Retained Earnings refer to accumulated profits from normal and continuous business operations after deducting distributions to stockholders and transfers to capital stock or other accounts as shown in the company's audited financial statements, not based on consolidated statements but the parent company’s statements if applicable.
Unrestricted Retained Earnings are accumulated profits not appropriated for expansion, not restricted by loan agreements, and not required to be retained under special corporation circumstances such as reserves for contingencies.
Outstanding Capital Stock includes all shares issued to stockholders or subscribers, whether fully or partially paid, excluding treasury shares, and is used as a basis for determining restrictions on retained earnings and dividend declarations.

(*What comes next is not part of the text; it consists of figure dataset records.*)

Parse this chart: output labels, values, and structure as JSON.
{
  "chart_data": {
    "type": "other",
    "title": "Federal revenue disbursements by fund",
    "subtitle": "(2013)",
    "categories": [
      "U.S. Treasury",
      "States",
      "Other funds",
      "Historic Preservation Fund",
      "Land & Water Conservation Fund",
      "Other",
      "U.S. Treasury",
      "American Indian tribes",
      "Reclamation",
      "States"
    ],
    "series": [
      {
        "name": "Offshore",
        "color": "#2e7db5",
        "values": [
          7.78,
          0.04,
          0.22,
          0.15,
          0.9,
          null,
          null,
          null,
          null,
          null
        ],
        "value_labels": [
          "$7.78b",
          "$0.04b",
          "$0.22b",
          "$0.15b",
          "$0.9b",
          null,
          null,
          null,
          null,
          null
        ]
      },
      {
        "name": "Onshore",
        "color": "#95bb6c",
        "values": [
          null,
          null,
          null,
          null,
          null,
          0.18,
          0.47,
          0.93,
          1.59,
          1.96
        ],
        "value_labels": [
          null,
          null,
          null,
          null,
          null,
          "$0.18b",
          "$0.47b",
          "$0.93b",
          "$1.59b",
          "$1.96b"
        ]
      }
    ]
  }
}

Stock corporations are prohibited from retaining profits exceeding 100% of their paid-in capital except when justified by approved expansion projects, loan agreement restrictions, or special circumstances such as need for contingency reserves.
Dividends must be declared out of unrestricted retained earnings. Corporations cannot declare dividends if they have zero or negative retained earnings (deficit).
Items not available for dividend include share in net income of associates or joint ventures accounted by equity method until dividends are declared, unrealized foreign exchange gains except those on cash, unrealized actuarial gains, fair value adjustments, recognized deferred tax assets until realized, and other PFRS-related unrealized gains.
Listed companies and companies with registered securities must present reconciliation of retained earnings as per Annex aAa of the guidelines in their audited financial statements, covered by an auditor’s report, and describe any appropriations or restrictions on retained earnings.
Any corporation found declaring dividends out of insufficient retained earnings as per these guidelines is subject to appropriate sanctions by the Securities and Exchange Commission.
The reconciliation requirements apply to audited financial statements for periods ending December 31, 2008 and onwards for companies mentioned in Section 6(a) and (b)(1), and to applications for dividend approvals or confirmations filed from December 15, 2008 for companies under Section 6(b)(2).